In 1885 Louis Blumstein arrived in the United States from Germany. He worked as a street peddler and in 1894 opened a store on Hudson Street. In 1898 he moved to West 125th Street between Seventh and Eighth Avenues, already a major regional shopping center.

Mr. Blumstein died in the 1920s and his family took over the store. The family tore down the store after his death and built a 5 story building. It was a beautiful $1 million art deco building, second largest on 125th street after the Hotel Teresa and completed in 1923.  They were the largest department store in Harlem.
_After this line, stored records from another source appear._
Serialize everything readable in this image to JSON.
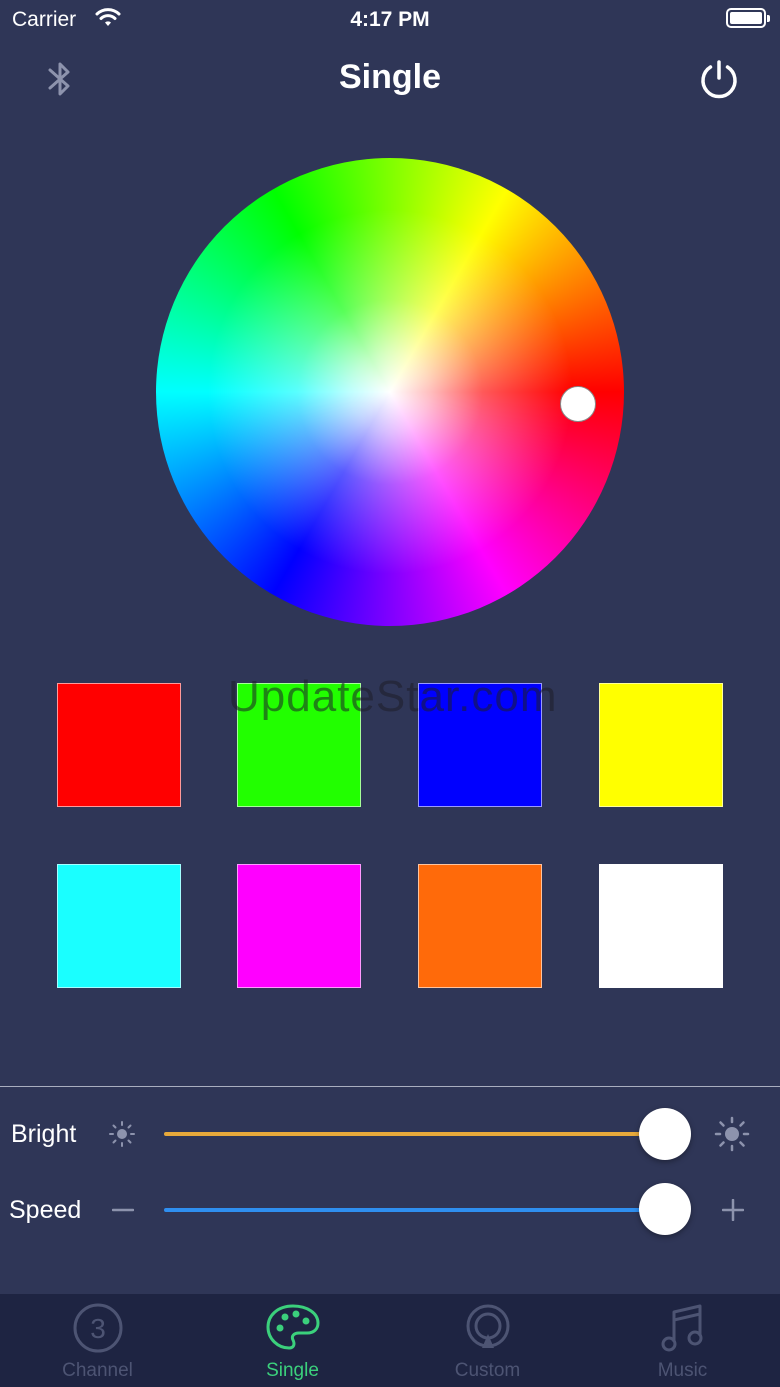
{
  "status_bar": {
    "carrier": "Carrier",
    "time": "4:17 PM"
  },
  "nav": {
    "title": "Single"
  },
  "color_wheel": {
    "selected_hue": "red"
  },
  "swatches": [
    {
      "name": "red",
      "color": "#ff0000"
    },
    {
      "name": "green",
      "color": "#22ff00"
    },
    {
      "name": "blue",
      "color": "#0000ff"
    },
    {
      "name": "yellow",
      "color": "#ffff00"
    },
    {
      "name": "cyan",
      "color": "#1affff"
    },
    {
      "name": "magenta",
      "color": "#ff00ff"
    },
    {
      "name": "orange",
      "color": "#ff6a0a"
    },
    {
      "name": "white",
      "color": "#ffffff"
    }
  ],
  "watermark": "UpdateStar.com",
  "sliders": {
    "bright": {
      "label": "Bright",
      "value_fraction": 1.0,
      "color": "#e7a93b"
    },
    "speed": {
      "label": "Speed",
      "value_fraction": 1.0,
      "color": "#2f8ff0"
    }
  },
  "tabs": [
    {
      "label": "Channel",
      "icon": "channel-3-icon",
      "active": false
    },
    {
      "label": "Single",
      "icon": "palette-icon",
      "active": true
    },
    {
      "label": "Custom",
      "icon": "custom-ring-icon",
      "active": false
    },
    {
      "label": "Music",
      "icon": "music-note-icon",
      "active": false
    }
  ]
}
The store did not hire African Americans and became the main focus of the “Don’t shop where you can’t work” campaign in 1934. The department store had only hired African Americans as porters and elevator operators, not as sales people though 75% of its sales came from African Americans in the neighborhood.

On July 26, William Blumstein, head of the store and a brother of Louis Blumstein, capitulated, promising to hire 35 blacks for clerical and sales positions by the end of September. in 1943 Blumstein’s had the first black Santa Claus, was the first to use black models and mannequins and successfully appealed to cosmetic manufacturers to produce make-up for non-white skin tones. For years its mechanical black Santa Claus was a Christmas fixture on 125th Street.

Blumstein’s was also the site where Martin Luther King was attending a book signing engagement when he was stabbed in the chest on September 20, 1958 by Izola Curry, a deranged woman. He was taken to Harlem Hospital where he recovered. The building is now the site of Touro College.